TRANSAMERIQUES 2016 : DANA MICHEL, Mercurial George – 2, 3, 4, 5 juin – Théâtre La Chapelle.

La poupée qui « non, non, non ».

La performeuse Dana Michel, ancienne sportive de haut niveau, présentait ce 2 juin à La Chapelle de Montréal Mercurial George, son deuxième opus au FTA après Yellow Towel qui a lancé sa carrière devenue fulgurante puisqu’après ce spectacle elle ait figuré dans le top dix du magazine new-yorkais Time Out, reçu un prix spécial au festival ImPulsTanz de Vienne. Dana Michel a été nommée dans le palmarès des meilleures performeuses en 2014 par le New York Times… c’est dire qu’on y allait avec une certaine attente.

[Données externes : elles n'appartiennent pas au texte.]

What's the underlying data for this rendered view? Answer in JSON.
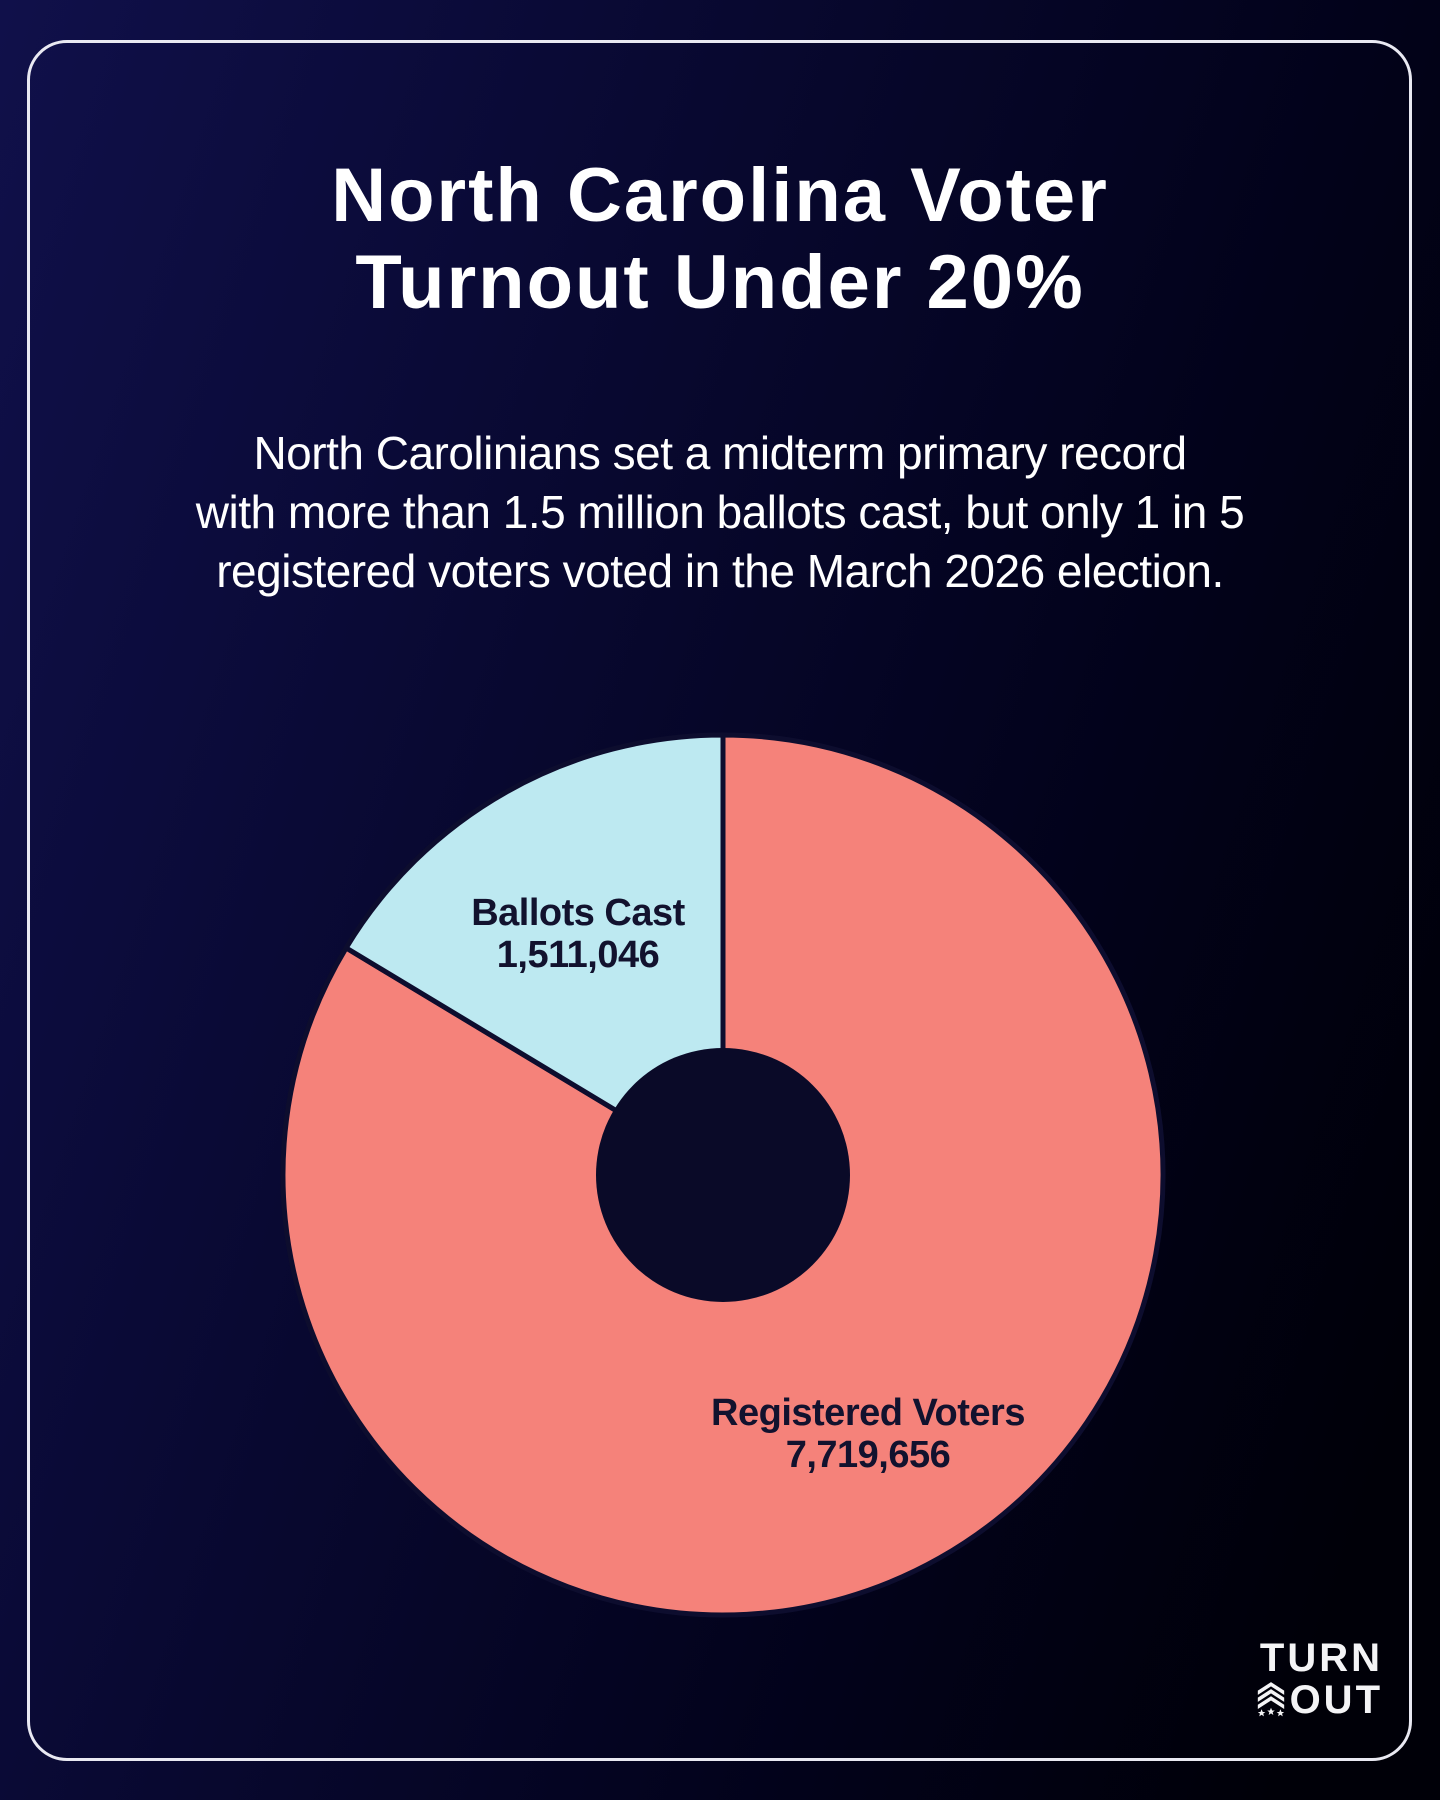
{
  "page": {
    "title_line1": "North Carolina Voter",
    "title_line2": "Turnout Under 20%",
    "subtitle_lines": [
      "North Carolinians set a midterm primary record",
      "with more than 1.5 million ballots cast, but only 1 in 5",
      "registered voters voted in the March 2026 election."
    ]
  },
  "chart_data": {
    "type": "pie",
    "donut": true,
    "start_angle_deg": 0,
    "direction": "clockwise",
    "slices": [
      {
        "label": "Registered Voters",
        "value": 7719656,
        "value_text": "7,719,656",
        "color": "#F5827A"
      },
      {
        "label": "Ballots Cast",
        "value": 1511046,
        "value_text": "1,511,046",
        "color": "#BDE9F1"
      }
    ],
    "slice_border_color": "#0D0D2E",
    "hole_color": "#0A0A28",
    "label_text_color": "#12122E"
  },
  "labels": {
    "ballots_line1": "Ballots Cast",
    "ballots_line2": "1,511,046",
    "registered_line1": "Registered Voters",
    "registered_line2": "7,719,656"
  },
  "logo": {
    "line1": "TURN",
    "line2": "OUT",
    "icon": "chevron-stars-icon"
  },
  "colors": {
    "background_navy": "#10104A",
    "background_black": "#000008",
    "frame_border": "#E9E9F2",
    "title_text": "#FFFFFF",
    "salmon": "#F5827A",
    "light_blue": "#BDE9F1",
    "dark_ink": "#12122E"
  }
}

La scène est composé de plusieurs micro-espaces qui serviront tout au long du spectacle, mais c’est en rampant torse nu, collant opaque blanc et tennis de la même couleur que Dana Michel rejoint une sorte de longue planche noire recouverte d’un plastique derrière lequel se cache une bouilloire bleue dont l’artiste fera une sorte de tabouret tout à fait improbable.

Devant elle, des sacs noirs dans lesquels s’accumulent quelques objets comme du riz, une racine de gingembre, des bidons en plastiques, des petits objets insolites mais surtout un micro et un projecteur.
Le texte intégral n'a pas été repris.